The result is a dataframe with the minimum and maximum value of the variable which was studied.

```python
from PAModelpy import Enzyme
from PAModelpy.flux_analysis import flux_variability_analysis

other_variables_to_analyze = [pam.reactions.get_by_id(rid) for rid in ['TPI', 'ACONTa', 'EX_ac_e']]

fva_results = flux_variability_analysis(pam,
                                        variable_type=Enzyme,
                                        variable_list = other_variables_to_analyze #optional, provide a list with other variables to perform fva on which are not enzymes 
                                        )
```

### Recombinant protein overexpression

Example for eGFP overexpression.
```python
import os
from PAModelpy import Enzyme
from PAModelpy.utils.recombinant_protein_expression import (read_sequence_from_file,
                                                            add_recombinant_intracellular_protein_to_pam)

aa_seq = read_sequence_from_file(os.path.join('Data', 'eGFP_protein_sequence.txt'))
gfp_enzyme = Enzyme('eGFP', {},
                        molmass=2.8*1e4)
protein_production_reaction = add_recombinant_intracellular_protein_to_pam(pam, protein=gfp_enzyme, aa_seq=aa_seq)
```

You can also determine protein export. In this case, ust adding and exporting a protein is not enough, as the exported 
protein requires ribosomes. In the normal PAM, the translational sector accounts for all ribosomes to make proteins for 
enzymes inside the cell. If you want to generate more proteins you need to allocate ribosomes specifically to make the 
exported protein. To determine the amount of ribosomes needed to make one mmol/gCDW of exported recombinant protein, a
reverence growth rate is required.

```python

import os
from PAModelpy import Enzyme
from PAModelpy.utils.recombinant_protein_expression import (read_sequence_from_file,
                                                            add_recombinant_protein_production_and_export,)

protein_production_reaction = add_recombinant_protein_production_and_export(aa_txt_file=os.path.join('Data', 'eGFP_protein_sequence.txt'),
                                                                            pam=pam,
                                                                            protein_name='eGFP',
                                                                            molecular_weight=2.8*1e4,
                                                                            reference_growth_rate=0.5)
```


---

## Troubleshooting

- **Issue: Missing reaction in enzyme database**  
  Solution: Ensure all reactions in the model are represented in the parameter file or adjust `reaction_ids` using `adjust_reaction_ids=True`.

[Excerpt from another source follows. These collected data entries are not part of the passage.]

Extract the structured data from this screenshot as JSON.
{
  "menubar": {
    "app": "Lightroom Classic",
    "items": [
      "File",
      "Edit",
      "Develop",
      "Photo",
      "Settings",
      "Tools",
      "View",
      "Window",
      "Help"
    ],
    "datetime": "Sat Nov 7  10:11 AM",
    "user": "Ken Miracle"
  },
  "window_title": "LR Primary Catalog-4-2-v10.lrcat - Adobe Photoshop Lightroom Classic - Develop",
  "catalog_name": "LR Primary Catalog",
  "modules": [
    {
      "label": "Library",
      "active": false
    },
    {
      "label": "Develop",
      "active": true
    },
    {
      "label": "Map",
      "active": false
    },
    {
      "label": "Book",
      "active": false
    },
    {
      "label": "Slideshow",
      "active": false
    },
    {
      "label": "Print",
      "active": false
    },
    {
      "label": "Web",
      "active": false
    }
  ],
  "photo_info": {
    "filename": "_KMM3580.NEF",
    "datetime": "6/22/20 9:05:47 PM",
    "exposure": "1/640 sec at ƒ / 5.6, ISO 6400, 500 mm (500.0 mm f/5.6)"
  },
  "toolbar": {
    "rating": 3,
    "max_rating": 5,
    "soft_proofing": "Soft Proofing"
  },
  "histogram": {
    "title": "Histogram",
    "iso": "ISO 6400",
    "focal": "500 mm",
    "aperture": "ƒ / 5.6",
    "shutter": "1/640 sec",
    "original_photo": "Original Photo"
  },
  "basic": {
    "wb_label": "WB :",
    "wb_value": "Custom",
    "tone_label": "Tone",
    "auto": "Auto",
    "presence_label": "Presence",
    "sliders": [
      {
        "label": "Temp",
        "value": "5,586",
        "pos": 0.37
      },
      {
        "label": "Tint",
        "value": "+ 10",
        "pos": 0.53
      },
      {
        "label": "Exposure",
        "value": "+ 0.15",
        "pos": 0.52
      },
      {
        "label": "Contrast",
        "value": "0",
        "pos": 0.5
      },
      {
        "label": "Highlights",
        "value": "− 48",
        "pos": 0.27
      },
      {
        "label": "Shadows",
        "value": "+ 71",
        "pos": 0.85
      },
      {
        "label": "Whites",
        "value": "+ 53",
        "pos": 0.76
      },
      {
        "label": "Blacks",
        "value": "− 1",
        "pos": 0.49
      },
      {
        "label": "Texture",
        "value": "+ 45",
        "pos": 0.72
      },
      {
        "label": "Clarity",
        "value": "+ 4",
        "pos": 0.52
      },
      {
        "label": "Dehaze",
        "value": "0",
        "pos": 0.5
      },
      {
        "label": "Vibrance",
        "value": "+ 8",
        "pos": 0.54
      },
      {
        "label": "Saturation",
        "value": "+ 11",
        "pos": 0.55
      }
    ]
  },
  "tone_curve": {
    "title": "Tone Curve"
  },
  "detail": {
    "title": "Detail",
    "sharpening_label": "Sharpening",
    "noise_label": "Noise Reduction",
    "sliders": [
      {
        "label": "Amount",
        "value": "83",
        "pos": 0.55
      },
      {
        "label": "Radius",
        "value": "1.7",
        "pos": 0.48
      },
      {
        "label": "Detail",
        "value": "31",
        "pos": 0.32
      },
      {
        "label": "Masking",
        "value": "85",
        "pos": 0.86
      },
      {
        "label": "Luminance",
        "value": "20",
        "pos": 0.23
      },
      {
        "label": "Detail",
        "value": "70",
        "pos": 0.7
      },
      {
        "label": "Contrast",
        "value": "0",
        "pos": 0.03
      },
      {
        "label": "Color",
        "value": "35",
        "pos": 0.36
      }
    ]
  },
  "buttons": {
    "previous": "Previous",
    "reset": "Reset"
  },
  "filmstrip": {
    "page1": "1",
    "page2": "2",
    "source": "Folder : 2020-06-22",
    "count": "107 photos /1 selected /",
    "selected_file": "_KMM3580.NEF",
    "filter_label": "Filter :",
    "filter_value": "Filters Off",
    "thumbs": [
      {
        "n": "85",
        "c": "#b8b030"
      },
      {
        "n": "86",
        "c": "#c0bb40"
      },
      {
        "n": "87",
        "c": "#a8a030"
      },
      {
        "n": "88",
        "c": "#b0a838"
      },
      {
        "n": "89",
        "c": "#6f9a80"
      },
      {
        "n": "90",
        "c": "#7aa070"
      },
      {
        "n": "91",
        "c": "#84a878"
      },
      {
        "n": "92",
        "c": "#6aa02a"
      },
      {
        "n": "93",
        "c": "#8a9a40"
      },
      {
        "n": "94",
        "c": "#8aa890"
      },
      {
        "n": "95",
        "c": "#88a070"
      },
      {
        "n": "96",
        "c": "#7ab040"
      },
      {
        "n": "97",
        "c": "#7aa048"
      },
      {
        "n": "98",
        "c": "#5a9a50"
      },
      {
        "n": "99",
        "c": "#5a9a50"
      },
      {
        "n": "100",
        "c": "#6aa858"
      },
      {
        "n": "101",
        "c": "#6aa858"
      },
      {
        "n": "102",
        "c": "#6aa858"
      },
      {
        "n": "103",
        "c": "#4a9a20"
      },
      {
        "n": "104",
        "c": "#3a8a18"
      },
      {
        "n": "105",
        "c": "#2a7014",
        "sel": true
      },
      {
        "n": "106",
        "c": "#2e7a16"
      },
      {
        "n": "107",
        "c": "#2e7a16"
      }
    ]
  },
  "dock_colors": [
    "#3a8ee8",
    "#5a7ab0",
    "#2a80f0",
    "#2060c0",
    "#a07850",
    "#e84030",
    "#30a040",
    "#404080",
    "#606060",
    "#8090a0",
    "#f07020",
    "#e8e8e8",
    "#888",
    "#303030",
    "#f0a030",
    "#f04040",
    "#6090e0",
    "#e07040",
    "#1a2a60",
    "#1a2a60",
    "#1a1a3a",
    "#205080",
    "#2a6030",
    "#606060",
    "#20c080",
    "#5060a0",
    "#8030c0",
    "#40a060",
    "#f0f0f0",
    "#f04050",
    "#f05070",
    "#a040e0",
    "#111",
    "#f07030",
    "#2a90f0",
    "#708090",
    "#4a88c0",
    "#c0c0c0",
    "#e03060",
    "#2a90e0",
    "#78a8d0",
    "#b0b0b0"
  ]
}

- **Issue: Objective value is zero after optimization**  
  Solution: Check the input parameter file for consistency and ensure that all reactions are correctly annotated.

- **Issue: The PAM can be pickled, but not unpickled**
    Solution: Most likely one of the reaction in the metabolic models has a name like 'St'. Renaming this to something 
which is not part of the standard LP language will solve the issue.